The Freelance Life Is Not For Everyone
But it’s totally for me. I am good at setting a work schedule and sticking to it. I work well under pressure and with limited outside “noise” telling me what I should or shouldn’t do. I have clear goals and create paths to reach them. And I also don’t mind being alone all day (something that a lot of freelancers find quite hard). I also have the benefit of a really good husband who supports me times a million and kids who kinda like having their mom around (phew!). But, again, freelancing isn’t for everyone and the lack of schedule and not knowing where your next paycheque is coming from can be overwhelming, debilitating and daunting.

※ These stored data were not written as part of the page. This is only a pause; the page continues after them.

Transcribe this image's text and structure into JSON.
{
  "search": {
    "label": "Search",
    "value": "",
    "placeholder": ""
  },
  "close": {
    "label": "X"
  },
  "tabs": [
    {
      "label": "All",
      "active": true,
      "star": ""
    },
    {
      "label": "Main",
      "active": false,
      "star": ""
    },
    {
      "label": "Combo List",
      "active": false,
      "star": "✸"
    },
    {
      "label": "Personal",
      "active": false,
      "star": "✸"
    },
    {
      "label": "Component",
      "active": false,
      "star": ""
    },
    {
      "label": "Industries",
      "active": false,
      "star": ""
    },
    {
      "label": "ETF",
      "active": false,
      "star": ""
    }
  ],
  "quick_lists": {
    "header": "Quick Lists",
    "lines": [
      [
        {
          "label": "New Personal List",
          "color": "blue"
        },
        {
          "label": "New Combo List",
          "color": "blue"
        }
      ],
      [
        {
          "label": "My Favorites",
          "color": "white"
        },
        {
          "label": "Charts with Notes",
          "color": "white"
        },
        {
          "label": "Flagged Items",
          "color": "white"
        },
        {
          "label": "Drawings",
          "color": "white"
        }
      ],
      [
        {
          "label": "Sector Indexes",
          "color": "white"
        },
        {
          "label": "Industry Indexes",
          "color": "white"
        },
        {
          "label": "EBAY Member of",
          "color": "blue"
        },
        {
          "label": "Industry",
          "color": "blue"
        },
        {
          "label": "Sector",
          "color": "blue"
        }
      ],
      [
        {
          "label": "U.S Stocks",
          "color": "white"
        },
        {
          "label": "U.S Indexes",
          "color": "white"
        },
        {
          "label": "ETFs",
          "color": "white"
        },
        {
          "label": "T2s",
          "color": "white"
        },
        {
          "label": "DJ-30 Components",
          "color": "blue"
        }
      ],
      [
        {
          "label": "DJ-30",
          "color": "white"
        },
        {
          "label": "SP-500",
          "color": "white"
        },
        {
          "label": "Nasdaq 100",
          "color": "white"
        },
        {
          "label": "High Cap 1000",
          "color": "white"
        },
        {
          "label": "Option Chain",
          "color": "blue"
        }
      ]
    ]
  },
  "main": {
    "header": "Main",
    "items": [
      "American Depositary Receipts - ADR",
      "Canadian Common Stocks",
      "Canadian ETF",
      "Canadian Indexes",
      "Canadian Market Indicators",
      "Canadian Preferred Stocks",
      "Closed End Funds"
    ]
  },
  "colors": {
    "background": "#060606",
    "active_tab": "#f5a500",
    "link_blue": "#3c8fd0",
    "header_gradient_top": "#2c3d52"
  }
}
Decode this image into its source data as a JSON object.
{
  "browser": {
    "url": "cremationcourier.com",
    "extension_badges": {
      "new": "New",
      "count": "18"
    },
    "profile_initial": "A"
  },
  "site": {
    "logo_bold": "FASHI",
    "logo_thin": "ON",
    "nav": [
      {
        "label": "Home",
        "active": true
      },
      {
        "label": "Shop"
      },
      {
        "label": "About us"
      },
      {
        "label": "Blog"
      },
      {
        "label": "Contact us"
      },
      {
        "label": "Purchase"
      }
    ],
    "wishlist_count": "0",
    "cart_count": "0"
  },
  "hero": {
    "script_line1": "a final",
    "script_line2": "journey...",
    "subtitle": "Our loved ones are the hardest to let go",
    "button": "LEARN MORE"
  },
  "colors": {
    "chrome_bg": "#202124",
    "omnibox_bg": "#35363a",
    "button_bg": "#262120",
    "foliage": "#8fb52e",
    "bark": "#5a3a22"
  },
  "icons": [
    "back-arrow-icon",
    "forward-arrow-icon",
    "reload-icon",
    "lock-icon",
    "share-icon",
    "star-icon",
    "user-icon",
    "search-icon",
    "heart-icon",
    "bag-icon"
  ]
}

But it’s also amazing, just so you know:)
Want to learn more about starting your own blog? Visit this post and join my FREE 5 day email course where I’ll guide you in setting up your own profitable blog!
Nancy says
Way to go. You are inspiring. That’s something else you can remind yourself of on those hard days…you never know who your struggle is going to touch and inspire. So keep on keepin’ on!
Sarah Newcomb says
Thank you, thank you, thank you! That IS something I will remind myself of:) xo
Thirty30Courtney says
I’m eating this up. I don’t have a set plan for my quit day… yet (177 days but who’s counting) but I have been trying to read as many testimonials and talk to my friends that I know are solopreneurs. I wish you the best of luck on your journey and look forward to more tales.
nic says
How interesting! Congrats to you!! I agree that everything happens for a reason.
ClassToCloset
Kwame says
I’m very happy for you. It’s great that you stepped out on faith and took the leap. I’d like to do the same thing but fear keeps me trapped. I wish you lots and lots of awesome days and success! ?
Vaishnavi says
Awesome post!!
This is so true. I am sailing on the same boat, so totally relate to it 🙂 It is indeed a roller coaster ride but an absolute fun. My personality has undergone a great transformation. I am determined, patient yet resilient – at the same time. Loving every day of the adventure!